2) Server backed filesystems, such as cifs/samba or fuse.
These drivers convert the filesystem operations into a sequential stream of bytes, which it can send through a pipe to talk to a program. The filesystem server could be a local Filesystem in Userspace (connected to a local process through a pipe filehandle), behind a network socket (CIFS and v9fs), behind a char device, and so on. The common attribute is there's some program on the other end sending and receiving a sequential bytestream.
Note: a lot of these filesystems want to open their own connection so they don't need to pass the data through a userspace process, not really for performance reasons but because in low memory situations a chicken-and-egg situation can develop where all the process's pages have been swapped out but the filesystem needs to write data to its backing store in order to free up memory so it can swap the process's pages back in.
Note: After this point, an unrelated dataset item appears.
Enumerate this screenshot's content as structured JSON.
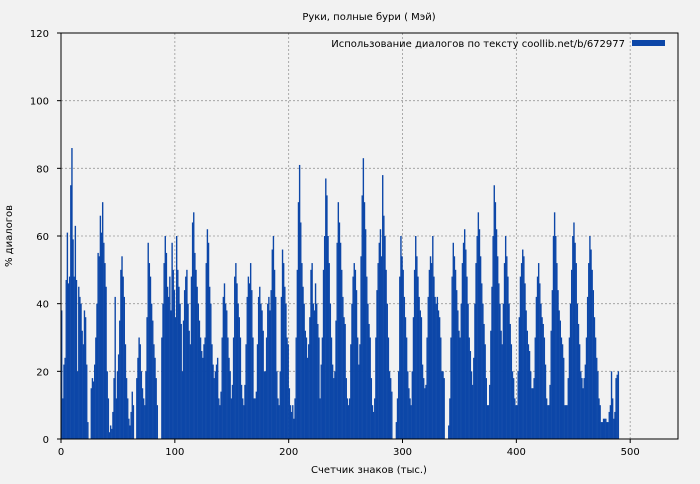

If this mechanism is providing the root filesystem, this can freeze the system solid.
The source argument for these filesystems indicates where the filesystem lives. It's often in a URL-like format for network filesystems, but it's really just a blob of data that the filesystem driver understands.
3) Ram backed filesystems, such as ramfs and tmpfs.
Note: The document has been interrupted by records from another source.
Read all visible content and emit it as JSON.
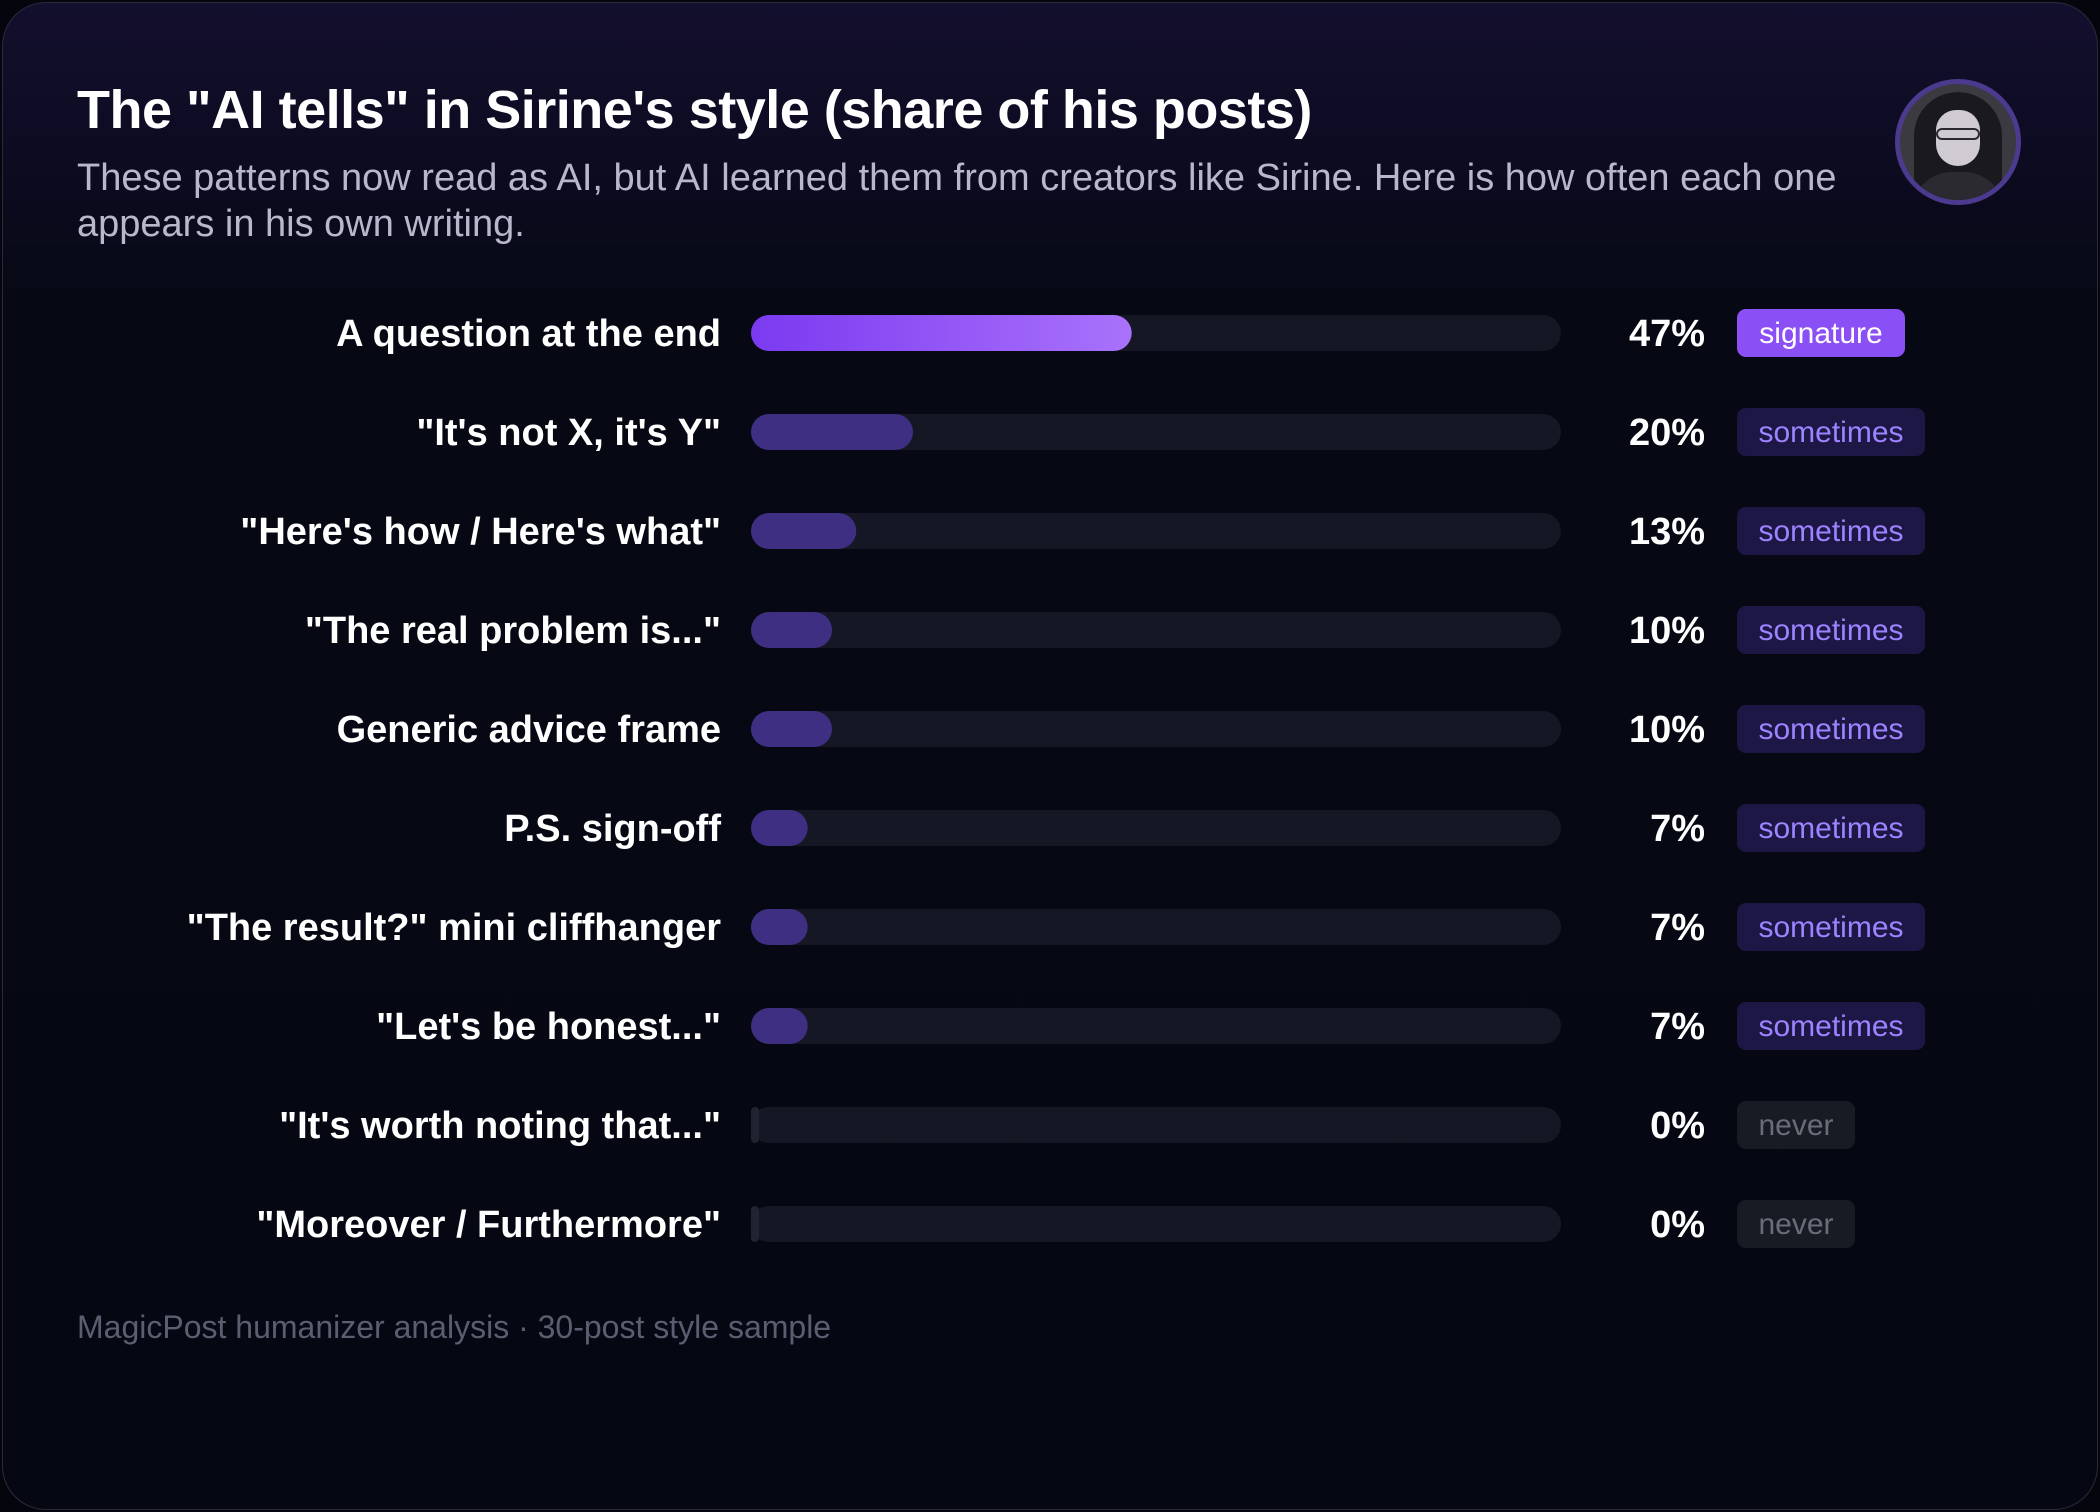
{
  "header": {
    "title": "The \"AI tells\" in Sirine's style (share of his posts)",
    "subtitle": "These patterns now read as AI, but AI learned them from creators like Sirine. Here is how often each one appears in his own writing."
  },
  "footer": {
    "text": "MagicPost humanizer analysis · 30-post style sample"
  },
  "colors": {
    "track": "#161725",
    "highlight_start": "#7b3af0",
    "highlight_end": "#a972fb",
    "bar_default": "#3e2f82",
    "tag_signature_bg": "#8b50f5",
    "tag_signature_text": "#ffffff",
    "tag_sometimes_bg": "#1d1745",
    "tag_sometimes_text": "#9d83ff",
    "tag_never_bg": "#181a24",
    "tag_never_text": "#6a6c7a"
  },
  "chart_data": {
    "type": "bar",
    "orientation": "horizontal",
    "title": "The \"AI tells\" in Sirine's style (share of his posts)",
    "xlim": [
      0,
      100
    ],
    "unit": "%",
    "grid": false,
    "categories": [
      "A question at the end",
      "\"It's not X, it's Y\"",
      "\"Here's how / Here's what\"",
      "\"The real problem is...\"",
      "Generic advice frame",
      "P.S. sign-off",
      "\"The result?\" mini cliffhanger",
      "\"Let's be honest...\"",
      "\"It's worth noting that...\"",
      "\"Moreover / Furthermore\""
    ],
    "values": [
      47,
      20,
      13,
      10,
      10,
      7,
      7,
      7,
      0,
      0
    ],
    "value_labels": [
      "47%",
      "20%",
      "13%",
      "10%",
      "10%",
      "7%",
      "7%",
      "7%",
      "0%",
      "0%"
    ],
    "tags": [
      "signature",
      "sometimes",
      "sometimes",
      "sometimes",
      "sometimes",
      "sometimes",
      "sometimes",
      "sometimes",
      "never",
      "never"
    ]
  }
}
These are very simple filesystems that don't implement a backing store. Data written to these gets stored in the disk cache, and the driver ignores requests to flush it to backing store (although tmpfs does swap it out). These drivers essentially mount the VFS's page cache as if it was the filesystem.
Note that "ramdisk" is not the same as "ramfs". The ramdisk driver uses a chunk of memory to implement a block device, and then you can format that block device and mount it with a block device backed filesystem driver. This is significantly less efficient than ramfs, and allocates a fixed amount of memory up front for the block device instead of dynamically resizing itself as files are written into an deleted from the page cache the way ramfs does.
4) Synthetic filesystems, such as proc, sysfs, devpts...
These filesystems don't have any backing store either, because they don't store arbitrary data the way the first three types of filesystems do.
Instead they present artificial contents, which may represent processes or hardware or anything the driver writer wants them to show. Listing or reading from these files calls a driver function that produces whatever output it likes, and writing to these files submits data to the driver which can do anything it wants with it.
These are often implemented to provide monitoring and control knobs for parts of the operating system. It's an alternative to adding more system calls, providing a more human friendly user interface which programs can use but which users can use directly from the command line with "cat" and by redirecting the output of "echo" into a file.
Those are the four types of filesystems: backing store can be a fixed length block of storage, backing store can be some server the driver connects to, backing store can not exist, or the filesystem driver can just make up its contents programmatically.
And that's how filesystems get mounted, using the mount system call which has five arguments. The "filesystem" argument specifies the driver implementing one of those filesystems, and the "soure" and "data" arguments get fed to that driver. The "target" and "mountflags" arguments get parsed (and handled) by the generic VFS infrastructure (the filesystem driver can peek at that but generally doesn't need to care).